When you start cramming for exams on espresso and two hours of sleep, your immune system weakens. Worst case scenario? You come down with the two Fs — finals and the flu. You’ve seen the flyers advising you to get the flu shot to avoid a “hug with the bug.” Is the flu really as deadly as it seems?
Dr. Julie Bettinger, a vaccine safety scientist and associate professor at UBC’s School of Population and Public Health, highly recommends everyone — including university students — to get the flu shot.
“Studies have shown that about one per cent of vaccinated individuals get influenza versus about nine per cent of people who have not been vaccinated,” said Bettinger.

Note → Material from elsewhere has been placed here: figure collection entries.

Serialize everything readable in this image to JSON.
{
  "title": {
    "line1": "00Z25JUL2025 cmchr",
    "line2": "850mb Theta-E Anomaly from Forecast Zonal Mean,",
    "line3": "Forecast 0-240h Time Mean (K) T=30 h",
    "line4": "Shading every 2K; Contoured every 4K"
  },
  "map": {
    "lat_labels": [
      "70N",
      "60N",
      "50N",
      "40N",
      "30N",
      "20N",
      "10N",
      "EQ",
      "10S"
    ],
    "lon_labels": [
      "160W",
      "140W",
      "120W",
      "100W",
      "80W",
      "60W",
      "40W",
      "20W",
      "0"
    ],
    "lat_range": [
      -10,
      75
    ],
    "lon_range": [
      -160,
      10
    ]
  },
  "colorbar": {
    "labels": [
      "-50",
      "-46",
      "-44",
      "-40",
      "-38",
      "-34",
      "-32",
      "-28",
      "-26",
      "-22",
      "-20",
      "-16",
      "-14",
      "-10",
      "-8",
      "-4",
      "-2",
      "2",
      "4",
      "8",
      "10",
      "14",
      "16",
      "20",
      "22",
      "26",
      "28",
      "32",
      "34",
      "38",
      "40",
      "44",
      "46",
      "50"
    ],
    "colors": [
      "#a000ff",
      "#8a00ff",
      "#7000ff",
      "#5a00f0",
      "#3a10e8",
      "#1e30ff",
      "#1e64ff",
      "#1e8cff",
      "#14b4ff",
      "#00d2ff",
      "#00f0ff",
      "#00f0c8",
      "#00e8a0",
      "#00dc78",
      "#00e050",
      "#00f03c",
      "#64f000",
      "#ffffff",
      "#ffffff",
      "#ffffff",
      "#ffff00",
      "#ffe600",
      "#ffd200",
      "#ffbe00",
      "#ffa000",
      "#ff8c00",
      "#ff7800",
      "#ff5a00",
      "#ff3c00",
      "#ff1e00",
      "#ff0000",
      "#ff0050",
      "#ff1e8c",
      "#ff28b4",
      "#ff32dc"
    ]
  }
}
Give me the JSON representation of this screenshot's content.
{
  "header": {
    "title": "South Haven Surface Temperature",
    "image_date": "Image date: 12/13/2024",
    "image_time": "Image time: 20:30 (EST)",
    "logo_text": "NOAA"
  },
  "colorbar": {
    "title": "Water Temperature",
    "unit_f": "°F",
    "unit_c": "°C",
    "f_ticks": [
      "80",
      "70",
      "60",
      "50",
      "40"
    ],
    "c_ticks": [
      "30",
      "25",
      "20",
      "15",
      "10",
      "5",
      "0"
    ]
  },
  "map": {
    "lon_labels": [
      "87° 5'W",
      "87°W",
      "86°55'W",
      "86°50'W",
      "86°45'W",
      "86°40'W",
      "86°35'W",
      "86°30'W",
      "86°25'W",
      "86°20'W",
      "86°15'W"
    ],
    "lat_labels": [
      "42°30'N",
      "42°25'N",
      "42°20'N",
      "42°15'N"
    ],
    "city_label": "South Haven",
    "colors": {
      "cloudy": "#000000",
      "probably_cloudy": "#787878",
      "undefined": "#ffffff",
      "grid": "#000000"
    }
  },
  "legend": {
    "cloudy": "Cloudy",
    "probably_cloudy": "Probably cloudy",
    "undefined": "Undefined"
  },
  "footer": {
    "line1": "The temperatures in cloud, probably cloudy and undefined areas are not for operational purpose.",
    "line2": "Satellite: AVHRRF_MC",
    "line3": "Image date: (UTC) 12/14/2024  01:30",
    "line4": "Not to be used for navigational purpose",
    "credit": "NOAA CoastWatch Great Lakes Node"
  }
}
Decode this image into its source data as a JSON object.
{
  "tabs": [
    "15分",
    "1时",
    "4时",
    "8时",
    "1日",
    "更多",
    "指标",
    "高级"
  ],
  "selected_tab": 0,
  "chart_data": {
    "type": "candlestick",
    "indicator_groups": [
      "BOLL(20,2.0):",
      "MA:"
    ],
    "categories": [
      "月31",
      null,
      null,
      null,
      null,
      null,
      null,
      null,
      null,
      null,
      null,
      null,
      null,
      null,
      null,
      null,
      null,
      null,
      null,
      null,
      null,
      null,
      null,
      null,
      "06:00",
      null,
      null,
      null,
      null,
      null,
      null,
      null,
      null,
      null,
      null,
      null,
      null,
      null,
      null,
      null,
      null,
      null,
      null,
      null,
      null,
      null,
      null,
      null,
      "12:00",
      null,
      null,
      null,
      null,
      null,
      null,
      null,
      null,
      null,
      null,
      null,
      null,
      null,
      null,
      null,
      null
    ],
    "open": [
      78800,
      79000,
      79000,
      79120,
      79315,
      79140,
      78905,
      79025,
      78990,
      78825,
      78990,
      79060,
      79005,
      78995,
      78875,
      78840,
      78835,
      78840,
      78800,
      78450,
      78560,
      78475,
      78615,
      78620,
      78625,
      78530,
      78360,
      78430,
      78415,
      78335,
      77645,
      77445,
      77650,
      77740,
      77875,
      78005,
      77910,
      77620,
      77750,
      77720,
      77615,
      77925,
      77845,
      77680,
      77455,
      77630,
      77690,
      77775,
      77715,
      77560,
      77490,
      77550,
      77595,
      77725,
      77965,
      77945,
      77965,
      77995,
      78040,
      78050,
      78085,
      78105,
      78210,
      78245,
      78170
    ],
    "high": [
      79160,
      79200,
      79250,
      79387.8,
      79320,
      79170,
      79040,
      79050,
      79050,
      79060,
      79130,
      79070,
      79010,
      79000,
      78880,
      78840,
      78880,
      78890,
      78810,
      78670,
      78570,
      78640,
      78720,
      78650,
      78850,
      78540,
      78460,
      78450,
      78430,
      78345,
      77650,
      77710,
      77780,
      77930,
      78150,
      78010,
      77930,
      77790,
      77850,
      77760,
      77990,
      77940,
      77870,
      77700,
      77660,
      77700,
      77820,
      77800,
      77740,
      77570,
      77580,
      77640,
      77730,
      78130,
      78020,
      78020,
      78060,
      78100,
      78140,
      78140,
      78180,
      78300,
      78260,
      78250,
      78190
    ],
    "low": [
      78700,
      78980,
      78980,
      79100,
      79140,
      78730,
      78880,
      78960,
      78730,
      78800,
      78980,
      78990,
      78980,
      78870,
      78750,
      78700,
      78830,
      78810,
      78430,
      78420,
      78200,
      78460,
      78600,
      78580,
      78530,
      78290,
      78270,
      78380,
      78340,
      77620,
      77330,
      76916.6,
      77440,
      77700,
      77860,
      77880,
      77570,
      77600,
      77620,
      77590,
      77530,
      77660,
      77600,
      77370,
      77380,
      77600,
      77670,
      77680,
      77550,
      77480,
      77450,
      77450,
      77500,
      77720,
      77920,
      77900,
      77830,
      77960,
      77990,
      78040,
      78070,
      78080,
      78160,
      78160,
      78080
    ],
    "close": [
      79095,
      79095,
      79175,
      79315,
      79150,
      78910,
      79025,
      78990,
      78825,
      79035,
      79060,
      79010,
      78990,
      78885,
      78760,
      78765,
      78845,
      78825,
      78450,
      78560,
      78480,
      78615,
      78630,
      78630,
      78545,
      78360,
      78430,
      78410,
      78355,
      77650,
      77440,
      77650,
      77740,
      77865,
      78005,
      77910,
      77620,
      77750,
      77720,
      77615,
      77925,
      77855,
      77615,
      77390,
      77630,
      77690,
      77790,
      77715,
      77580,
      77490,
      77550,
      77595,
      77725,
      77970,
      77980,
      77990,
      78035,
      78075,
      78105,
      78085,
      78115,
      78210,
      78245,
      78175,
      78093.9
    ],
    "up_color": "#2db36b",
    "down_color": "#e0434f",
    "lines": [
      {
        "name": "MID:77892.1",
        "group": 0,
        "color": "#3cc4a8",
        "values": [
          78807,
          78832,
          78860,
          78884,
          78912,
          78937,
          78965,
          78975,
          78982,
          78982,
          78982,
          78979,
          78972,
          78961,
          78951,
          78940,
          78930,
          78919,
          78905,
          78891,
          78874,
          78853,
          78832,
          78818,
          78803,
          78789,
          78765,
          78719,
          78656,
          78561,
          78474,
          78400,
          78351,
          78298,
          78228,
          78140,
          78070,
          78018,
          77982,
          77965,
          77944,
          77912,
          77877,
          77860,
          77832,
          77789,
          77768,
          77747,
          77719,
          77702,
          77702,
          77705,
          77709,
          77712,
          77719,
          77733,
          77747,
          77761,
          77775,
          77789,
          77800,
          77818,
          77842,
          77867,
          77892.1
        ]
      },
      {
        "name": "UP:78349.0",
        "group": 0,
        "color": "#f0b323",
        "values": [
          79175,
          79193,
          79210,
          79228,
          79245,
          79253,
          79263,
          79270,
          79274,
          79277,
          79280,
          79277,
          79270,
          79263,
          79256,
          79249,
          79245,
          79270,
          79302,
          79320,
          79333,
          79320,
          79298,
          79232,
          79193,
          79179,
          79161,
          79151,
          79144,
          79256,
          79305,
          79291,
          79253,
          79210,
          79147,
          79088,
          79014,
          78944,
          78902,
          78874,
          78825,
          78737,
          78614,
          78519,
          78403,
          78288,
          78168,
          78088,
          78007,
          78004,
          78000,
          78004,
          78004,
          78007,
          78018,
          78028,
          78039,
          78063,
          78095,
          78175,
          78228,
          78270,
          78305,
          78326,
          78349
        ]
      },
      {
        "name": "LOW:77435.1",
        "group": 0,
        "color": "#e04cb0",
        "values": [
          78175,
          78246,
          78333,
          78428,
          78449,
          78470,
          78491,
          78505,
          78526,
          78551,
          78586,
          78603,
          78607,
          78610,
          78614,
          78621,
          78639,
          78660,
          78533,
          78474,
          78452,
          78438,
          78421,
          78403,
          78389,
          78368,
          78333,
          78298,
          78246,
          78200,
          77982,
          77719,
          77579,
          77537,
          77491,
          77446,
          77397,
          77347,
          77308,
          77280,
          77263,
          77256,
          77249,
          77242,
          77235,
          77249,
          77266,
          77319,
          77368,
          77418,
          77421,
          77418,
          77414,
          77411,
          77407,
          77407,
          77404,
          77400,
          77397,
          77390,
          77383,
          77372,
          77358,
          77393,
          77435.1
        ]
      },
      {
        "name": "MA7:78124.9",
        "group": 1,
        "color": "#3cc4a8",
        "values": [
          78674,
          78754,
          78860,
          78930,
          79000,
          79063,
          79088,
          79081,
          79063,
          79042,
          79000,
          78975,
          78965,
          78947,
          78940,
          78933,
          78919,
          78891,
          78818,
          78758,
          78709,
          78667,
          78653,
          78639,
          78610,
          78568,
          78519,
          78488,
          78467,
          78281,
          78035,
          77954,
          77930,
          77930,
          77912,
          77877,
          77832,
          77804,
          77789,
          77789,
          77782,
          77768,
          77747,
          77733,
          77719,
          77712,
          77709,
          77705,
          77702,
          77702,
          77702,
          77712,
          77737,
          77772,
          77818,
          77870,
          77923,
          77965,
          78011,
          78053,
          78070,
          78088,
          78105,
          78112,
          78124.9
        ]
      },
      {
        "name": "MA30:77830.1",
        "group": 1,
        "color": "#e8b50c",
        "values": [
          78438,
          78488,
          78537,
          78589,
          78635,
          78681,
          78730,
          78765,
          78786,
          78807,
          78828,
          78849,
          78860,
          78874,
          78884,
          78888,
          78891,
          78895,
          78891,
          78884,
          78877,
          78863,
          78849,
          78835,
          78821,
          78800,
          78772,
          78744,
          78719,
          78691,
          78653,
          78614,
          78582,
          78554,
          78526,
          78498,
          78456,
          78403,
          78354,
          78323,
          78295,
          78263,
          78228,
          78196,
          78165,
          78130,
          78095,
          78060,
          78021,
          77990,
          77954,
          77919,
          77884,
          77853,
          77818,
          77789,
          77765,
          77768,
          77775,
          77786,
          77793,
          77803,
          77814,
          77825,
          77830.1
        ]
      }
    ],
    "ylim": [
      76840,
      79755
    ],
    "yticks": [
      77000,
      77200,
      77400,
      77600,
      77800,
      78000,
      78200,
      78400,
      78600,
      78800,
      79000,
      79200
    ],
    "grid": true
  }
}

That means you are nine times less likely to be infected just by taking 15 minutes of your day to get your free flu shot. The flu shot is safe, effective and prevents the flu.
According to Bettinger, flu season peaks during winter months. Thus, UBC students should get the flu shot to stay healthy for their exams and when they go home for the holidays. For most students, there is no reason why they shouldn’t get the flu shot — except for individual health reasons like those with severe allergies to flu shot ingredients or if they’ve had Guillain-Barré Syndrome. In that case, they should discuss the best course of action with their doctor.
Not only does the flu shot protect you, but it also protects those around you who are at a high risk for influenza. If you will be around family members under the age of five or over 65 — or someone at any age with asthma, diabetes, cancer or any type of cardiac or pulmonary condition — you best be vaccinated to protect them, Bettinger said. For these individuals, the flu can be deadly.
UBC offers free flu shots — you simply need to book off 15 minutes of your day and get vaccinated to avoid a “hug with the bug” and focus on memorizing those nucleophilic substitution mechanisms.